Амон прав, хотя Киран и не подает вида. Кем бы ни был этот смельчак, пора заканчивать его соло выступление, иначе дело закончится в лучшем случае потерей должностей, в худшем — он доберется и до Харона.
— Что мы о нем знаем, кроме того, что он явно хорошо обучен и силен? — спрашивает генерала Киран.
— И умеет заметать следы. Поэтому мы фактически не знаем ничего, кроме того, что орудует он пока именно на территории Бирмингема.
— Есть у меня смутные подозрения, что он тоже из Белтейн, — массирует шею Киран. — Потрясем наших пленных, попробуем узнать. Я сейчас занят наемниками на Востоке, а ты будешь торчать тут и не слезать со следователей. Поручу допрос Аресу, — внезапно взгляд альфы цепляется за ворот рубашки погибшего, и он, подойдя ближе к носилкам, просит дать ему салфетку и перчатки.
Никто не противится просьбе первородного, Киран натягивает перчатки и, расстегнув рубашку погибшего, утирает засохшее кровавое пятно на его груди. По мере того, как он оттирает кровь, альфа все больше мрачнеет.
— В чем дело? — обеспокоено спрашивает его подошедший Амон.
— Читай, — кивает на криво вырезанные ножом буквы на теле Киран.
— Проклятый? — нагибается Амон. — И что? Наш убийца решил подписаться или назвал так убитого.
— Это моя подпись, — снимает перчатки явно озадаченный Киран. — Я так подписывался в начале времен и потом какое-то время.
— Вспомнил, — кивает Амон. — Но ты накручиваешь. Люди, и наши тоже, пользуются этим словом, и это просто совпадение.
— Я вырезал это слово на телах поверженных, — растерянно говорит Киран. — Кто бы это ни был, он оставил послание лично мне. Я хочу, чтобы ты достал файлы по старым убийствам здесь, особенно фотографии. Что-то мне подсказывает, что эту надпись я увижу и там.

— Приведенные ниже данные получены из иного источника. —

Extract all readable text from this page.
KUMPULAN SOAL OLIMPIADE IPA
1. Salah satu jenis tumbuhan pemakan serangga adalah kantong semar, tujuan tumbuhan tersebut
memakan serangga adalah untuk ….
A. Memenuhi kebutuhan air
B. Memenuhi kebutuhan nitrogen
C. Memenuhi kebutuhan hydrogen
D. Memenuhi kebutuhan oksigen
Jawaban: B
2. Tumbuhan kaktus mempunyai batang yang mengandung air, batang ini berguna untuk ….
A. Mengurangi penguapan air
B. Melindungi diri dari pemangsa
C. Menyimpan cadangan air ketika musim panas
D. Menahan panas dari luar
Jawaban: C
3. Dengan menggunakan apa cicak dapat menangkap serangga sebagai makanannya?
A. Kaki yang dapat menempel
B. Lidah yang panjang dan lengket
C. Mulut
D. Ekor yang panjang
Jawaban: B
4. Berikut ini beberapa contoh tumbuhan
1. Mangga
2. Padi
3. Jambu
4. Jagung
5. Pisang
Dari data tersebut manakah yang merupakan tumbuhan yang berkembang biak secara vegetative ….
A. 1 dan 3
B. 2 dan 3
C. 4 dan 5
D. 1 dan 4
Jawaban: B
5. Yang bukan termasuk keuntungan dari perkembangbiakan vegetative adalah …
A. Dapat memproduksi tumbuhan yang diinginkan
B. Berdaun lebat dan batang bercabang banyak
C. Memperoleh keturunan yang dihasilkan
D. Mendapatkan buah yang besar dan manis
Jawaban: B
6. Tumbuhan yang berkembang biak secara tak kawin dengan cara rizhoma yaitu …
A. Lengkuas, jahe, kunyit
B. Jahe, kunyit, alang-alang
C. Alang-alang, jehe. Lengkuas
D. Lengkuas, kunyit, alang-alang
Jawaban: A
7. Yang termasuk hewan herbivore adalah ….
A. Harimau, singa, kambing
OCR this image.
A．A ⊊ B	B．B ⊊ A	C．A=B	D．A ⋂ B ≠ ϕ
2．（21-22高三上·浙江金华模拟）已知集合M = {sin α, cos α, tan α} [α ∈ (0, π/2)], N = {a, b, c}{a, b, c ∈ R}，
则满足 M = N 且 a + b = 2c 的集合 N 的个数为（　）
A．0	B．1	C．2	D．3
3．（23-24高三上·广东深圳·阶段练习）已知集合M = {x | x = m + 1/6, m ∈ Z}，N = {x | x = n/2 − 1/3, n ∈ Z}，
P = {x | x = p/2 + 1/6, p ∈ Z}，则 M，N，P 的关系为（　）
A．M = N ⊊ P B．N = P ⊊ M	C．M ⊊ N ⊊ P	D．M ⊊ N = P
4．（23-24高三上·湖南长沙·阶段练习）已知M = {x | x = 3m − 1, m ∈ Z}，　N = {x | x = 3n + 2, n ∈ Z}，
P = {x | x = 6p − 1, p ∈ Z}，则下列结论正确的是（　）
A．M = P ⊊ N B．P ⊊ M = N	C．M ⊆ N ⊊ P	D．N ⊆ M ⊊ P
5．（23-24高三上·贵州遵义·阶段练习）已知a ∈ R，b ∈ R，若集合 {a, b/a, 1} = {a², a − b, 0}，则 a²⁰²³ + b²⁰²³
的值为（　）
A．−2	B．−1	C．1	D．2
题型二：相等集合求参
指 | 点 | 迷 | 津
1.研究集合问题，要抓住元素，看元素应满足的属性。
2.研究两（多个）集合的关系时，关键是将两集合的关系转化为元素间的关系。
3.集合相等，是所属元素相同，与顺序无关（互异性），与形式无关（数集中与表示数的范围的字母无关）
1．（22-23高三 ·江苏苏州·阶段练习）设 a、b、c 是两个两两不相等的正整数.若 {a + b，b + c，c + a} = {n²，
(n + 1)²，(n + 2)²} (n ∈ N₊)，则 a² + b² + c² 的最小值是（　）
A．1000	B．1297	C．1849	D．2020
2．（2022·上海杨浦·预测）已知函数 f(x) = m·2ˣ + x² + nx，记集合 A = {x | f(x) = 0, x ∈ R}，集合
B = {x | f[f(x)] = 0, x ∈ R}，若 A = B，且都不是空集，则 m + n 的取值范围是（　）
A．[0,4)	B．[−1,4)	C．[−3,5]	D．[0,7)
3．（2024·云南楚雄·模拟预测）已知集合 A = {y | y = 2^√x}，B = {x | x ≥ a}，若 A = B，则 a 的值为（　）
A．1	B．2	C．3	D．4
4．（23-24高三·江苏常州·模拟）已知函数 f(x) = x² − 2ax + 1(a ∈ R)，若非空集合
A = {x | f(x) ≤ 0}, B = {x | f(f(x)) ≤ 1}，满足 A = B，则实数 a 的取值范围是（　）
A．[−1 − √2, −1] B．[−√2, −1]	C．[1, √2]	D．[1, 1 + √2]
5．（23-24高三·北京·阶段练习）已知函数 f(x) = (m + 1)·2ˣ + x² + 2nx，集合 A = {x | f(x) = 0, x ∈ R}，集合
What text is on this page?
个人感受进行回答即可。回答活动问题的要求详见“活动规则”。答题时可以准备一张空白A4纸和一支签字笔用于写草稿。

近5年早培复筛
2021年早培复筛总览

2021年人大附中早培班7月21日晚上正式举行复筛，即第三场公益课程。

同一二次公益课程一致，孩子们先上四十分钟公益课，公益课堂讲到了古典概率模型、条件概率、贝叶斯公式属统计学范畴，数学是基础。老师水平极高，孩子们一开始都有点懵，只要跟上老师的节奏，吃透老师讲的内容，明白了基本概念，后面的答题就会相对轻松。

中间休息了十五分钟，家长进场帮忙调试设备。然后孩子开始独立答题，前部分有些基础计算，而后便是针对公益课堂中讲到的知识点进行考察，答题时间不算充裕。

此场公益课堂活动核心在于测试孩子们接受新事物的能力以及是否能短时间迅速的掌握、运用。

— Ну его же недаром серийником прозвали, у него есть свой почерк, — кивает Амон. — В любом случае, я все равно считаю, что ты ошибаешься, вряд ли кто знал про твою подпись, учитывая, что со времен гуннов ты это больше не практикуешь, а всех, на ком ты ее вывел, ты убил. Она ведь означала смерть.
— Сделай то, что я попросил, лично поговори с судмедэкспертом, а я поеду обратно в штаб, займусь наемниками, — быстрыми шагами покидает дом Киран.
Он садится за руль, но долго еще не заводит автомобиль. Киран не помнит всех, на ком оставил эту надпись, да и невозможно запомнить лица сотен людей и вампиров, учитывая, сколько войн прошел альфа и сколько убийств на его руках. Но Киран точно знает, что вырезал эти буквы строго на тех, кого самолично и убивал. Исключений альфа не делал. Кажется. Ему определенно нужно уделить время и нырнуть в глубины памяти, вспомнить каждого, кто попадался на его пути, и сопоставить факты. Калеб может ему в этом помочь.
***
Чимин убежден, что все на земле обладают определенной, присущей только им красотой, и не понимает, почему большинство людей сами этого не осознают. Чимин знает, что он красив, и осознал он это не из-за чужих взглядов и слов. Ему не нужны комплименты, чтобы быть уверенным в том, что он прекрасен, и, возможно, именно его уверенность в себе добавляет баллы к тому, что он магнит для взглядов окружающих. Ведь любая даже богемная красота может стать невидимой человеческому глазу, если не уметь себя подавать. А с этим Чимин справляется на отлично. Его осанка, манеры, голос, который он прекрасно контролирует, взгляды — все в нем отточено до идеальности. И Чимин мог бы открыть курсы, на которых научил бы каждую девушку или омегу искусству влюблять в себя, только свое время он предпочитает посвящать другим целям.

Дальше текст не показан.